Lewars’ novels were focused on stories of children and young adults focusing on their problems and challenges in a Pennsylvania German community. These novels and short stories were internationally renowned. According to the Macungie Historical Society:
Elsie’s appeal as an author extended far beyond the boundaries of her home state of Pennsylvania. Her talent in telling delightful stories of children and young adults dealing with the challenges and moral values of a simple Pennsylvania German community also found popularity with an international audience.
Most of the stories that she wrote about also had relevance to non-fictional characters. According to William A. Russ of Susquehanna University in his literary review of the novel I Speak for Thaddeus Stevens (1947) in The Mississippi Valley Historical Review:
The author has chosen certain episodes of Stevens’ life, some probably imaginary, others real; around these episodes, she weaves synthetic conversations, beautiful descriptions of nature, and stream-of-consciousness situations which attempt to reveal the real Stevens. As a piece of interpretative literature—interpreting the Stevens Elsie Singmaster wants you to read—it succeeds wonderfully.
These stories were published all over the world and won many awards within the United States. Novels like Bennet Malin (1922), You Make Your Own Luck (1923), Genne Kamp Til Sejr (1930) and some short stories were all published internationally. Meanwhile, in the United States, Lewars focused on the Battle of Gettysburg in the short story “The Courier of the Czar” which won Lewars a position of honor on the O. Henry Short Story Awards list. In 1933 her children’s novel Swords of Steel was given the Newbery Honor Book Award. She was named a “Distinguished Daughter of Pennsylvania” by Governor James H. Duff.
Besides writing, Lewars was an advocate for a variety of things. She identified with Pennsylvania Germans since one of her parents was one. Besides Pennsylvania Germans, she also fought for women getting an education. She was in many groups that tried to accomplish this: Gettysburg Civic Nursing Association, American Red Cross, Adams County Historical Society, Adams County Public Library System, The Women's Missionary Society, and the Lutheran Church. She found countless hours to dedicate to all these associations to try and bring out the best potential for as many children as she possible could.

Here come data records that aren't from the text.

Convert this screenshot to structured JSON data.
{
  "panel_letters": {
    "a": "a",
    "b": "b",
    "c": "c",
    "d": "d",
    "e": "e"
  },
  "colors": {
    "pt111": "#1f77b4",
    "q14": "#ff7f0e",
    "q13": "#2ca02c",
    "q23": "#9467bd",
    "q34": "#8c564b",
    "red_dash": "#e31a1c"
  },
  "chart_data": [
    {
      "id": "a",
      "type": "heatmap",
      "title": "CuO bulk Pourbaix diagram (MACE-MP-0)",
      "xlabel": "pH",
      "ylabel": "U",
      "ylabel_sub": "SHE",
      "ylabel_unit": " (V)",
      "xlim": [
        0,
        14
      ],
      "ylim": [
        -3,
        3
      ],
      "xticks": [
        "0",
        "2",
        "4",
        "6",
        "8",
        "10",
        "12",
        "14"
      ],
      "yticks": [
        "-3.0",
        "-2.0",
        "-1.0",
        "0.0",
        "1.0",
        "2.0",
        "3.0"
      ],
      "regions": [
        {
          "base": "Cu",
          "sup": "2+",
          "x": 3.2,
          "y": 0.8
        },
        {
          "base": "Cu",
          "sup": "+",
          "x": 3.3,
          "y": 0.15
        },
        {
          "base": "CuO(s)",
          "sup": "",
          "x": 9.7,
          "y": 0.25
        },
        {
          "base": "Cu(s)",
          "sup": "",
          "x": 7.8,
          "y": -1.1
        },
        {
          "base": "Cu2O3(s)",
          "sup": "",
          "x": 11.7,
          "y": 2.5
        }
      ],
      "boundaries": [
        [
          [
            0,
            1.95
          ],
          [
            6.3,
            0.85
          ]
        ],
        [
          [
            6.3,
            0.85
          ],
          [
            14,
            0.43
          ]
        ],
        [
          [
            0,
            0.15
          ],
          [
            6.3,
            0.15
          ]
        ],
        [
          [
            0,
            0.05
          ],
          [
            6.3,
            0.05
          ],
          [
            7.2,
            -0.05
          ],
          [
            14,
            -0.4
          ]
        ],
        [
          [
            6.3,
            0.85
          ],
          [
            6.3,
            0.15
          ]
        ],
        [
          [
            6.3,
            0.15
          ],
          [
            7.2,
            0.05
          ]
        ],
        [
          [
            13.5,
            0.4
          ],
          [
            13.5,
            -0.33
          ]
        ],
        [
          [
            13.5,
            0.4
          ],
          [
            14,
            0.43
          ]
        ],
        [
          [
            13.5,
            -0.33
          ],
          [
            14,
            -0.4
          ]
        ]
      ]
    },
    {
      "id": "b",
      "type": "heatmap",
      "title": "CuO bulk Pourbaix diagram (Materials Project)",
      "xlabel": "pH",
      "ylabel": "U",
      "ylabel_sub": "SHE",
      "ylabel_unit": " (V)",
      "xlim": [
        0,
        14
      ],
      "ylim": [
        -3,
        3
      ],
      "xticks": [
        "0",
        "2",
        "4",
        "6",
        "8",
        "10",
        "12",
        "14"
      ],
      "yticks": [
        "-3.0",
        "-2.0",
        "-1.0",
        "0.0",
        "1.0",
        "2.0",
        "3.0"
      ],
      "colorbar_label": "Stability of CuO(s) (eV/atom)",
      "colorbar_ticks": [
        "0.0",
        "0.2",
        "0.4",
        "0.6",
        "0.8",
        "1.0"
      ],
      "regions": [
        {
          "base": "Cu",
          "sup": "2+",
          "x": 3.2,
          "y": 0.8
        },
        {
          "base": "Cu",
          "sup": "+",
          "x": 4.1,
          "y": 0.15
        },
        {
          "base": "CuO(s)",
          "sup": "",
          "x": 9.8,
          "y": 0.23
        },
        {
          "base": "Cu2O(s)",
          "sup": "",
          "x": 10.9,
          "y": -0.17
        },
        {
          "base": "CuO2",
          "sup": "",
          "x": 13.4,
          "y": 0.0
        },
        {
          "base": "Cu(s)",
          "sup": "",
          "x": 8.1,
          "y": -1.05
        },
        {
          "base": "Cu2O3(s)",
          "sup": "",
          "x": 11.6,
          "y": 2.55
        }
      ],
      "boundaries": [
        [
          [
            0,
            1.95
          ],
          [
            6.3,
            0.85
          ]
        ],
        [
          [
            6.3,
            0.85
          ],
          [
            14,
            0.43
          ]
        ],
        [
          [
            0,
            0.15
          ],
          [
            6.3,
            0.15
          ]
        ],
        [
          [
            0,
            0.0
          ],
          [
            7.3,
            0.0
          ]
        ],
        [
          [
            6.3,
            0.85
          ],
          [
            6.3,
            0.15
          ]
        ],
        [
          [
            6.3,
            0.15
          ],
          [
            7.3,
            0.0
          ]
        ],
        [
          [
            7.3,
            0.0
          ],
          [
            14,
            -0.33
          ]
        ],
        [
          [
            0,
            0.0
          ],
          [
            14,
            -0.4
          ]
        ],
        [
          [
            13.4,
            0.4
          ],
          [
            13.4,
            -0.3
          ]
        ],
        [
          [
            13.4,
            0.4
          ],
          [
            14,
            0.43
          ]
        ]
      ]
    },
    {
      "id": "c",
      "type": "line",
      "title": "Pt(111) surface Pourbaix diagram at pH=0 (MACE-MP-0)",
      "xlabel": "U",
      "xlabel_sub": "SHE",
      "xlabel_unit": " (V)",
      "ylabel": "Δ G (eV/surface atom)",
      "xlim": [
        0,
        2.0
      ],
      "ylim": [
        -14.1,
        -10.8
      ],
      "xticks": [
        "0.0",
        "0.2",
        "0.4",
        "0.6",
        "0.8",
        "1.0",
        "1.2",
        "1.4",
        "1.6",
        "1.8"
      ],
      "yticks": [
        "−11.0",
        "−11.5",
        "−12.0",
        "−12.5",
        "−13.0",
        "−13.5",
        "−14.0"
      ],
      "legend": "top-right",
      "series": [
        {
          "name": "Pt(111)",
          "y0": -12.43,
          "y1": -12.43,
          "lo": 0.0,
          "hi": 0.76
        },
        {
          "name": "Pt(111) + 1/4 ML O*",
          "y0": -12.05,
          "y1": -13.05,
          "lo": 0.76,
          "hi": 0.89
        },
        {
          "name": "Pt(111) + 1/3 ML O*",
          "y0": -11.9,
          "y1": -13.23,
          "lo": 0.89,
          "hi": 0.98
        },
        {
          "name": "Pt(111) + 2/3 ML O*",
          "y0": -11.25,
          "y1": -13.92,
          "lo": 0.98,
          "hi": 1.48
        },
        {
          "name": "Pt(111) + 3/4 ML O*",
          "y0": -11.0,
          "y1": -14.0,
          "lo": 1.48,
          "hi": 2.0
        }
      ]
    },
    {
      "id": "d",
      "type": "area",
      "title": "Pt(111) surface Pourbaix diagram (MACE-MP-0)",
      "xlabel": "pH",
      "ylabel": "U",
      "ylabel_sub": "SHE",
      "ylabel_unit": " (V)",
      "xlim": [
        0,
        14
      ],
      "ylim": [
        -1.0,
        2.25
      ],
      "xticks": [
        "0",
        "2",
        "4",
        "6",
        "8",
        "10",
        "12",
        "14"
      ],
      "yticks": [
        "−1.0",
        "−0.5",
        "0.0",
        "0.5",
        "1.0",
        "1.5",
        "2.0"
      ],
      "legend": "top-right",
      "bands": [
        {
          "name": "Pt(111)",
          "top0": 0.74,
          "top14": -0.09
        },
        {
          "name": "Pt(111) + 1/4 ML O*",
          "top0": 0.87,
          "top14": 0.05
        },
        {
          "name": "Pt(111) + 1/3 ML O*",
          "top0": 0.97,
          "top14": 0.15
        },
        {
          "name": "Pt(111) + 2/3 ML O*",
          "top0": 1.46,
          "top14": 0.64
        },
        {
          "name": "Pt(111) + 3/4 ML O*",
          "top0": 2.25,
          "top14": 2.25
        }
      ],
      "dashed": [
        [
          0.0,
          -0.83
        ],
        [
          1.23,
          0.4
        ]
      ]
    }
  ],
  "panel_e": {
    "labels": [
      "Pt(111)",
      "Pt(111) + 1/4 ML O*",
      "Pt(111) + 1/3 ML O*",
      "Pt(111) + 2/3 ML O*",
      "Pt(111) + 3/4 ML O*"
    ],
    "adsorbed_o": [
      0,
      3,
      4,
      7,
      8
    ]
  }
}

Elsie Singmaster Lewars died on September 30, 1958 in Gettysburg, Pennsylvania. She then was moved Macungie where she was buried with her parents and family.
When Sarah Saved the Day. Boston: Houghton Mifflin, 1909.
When Sarah Went to School. Boston: Houghton Mifflin, 1910.
Gettysburg. Boston: Houghton Mifflin, 1916.
The Long Journey. Boston: Houghton Mifflin, 1917.
Martin Luther. Boston: Houghton Mifflin, 1917.
The Hidden Road. Boston: Houghton Mifflin, 1923.
A Boy at Gettysburg. Boston: Houghton Mifflin, 1924.
You Make Your Own Luck. London: Longmans, 1929.
Swords of Steel. Boston: Houghton Mifflin, 1933.
A High Wind Rising. Boston: Houghton Mifflin, 1942.
I Speak for Thaddeus Stevens. Boston: Houghton Mifflin, 1947.
I Heard of a River. Illus. Henry C. Pitz. Philadelphia: J.C. Winston, 1948.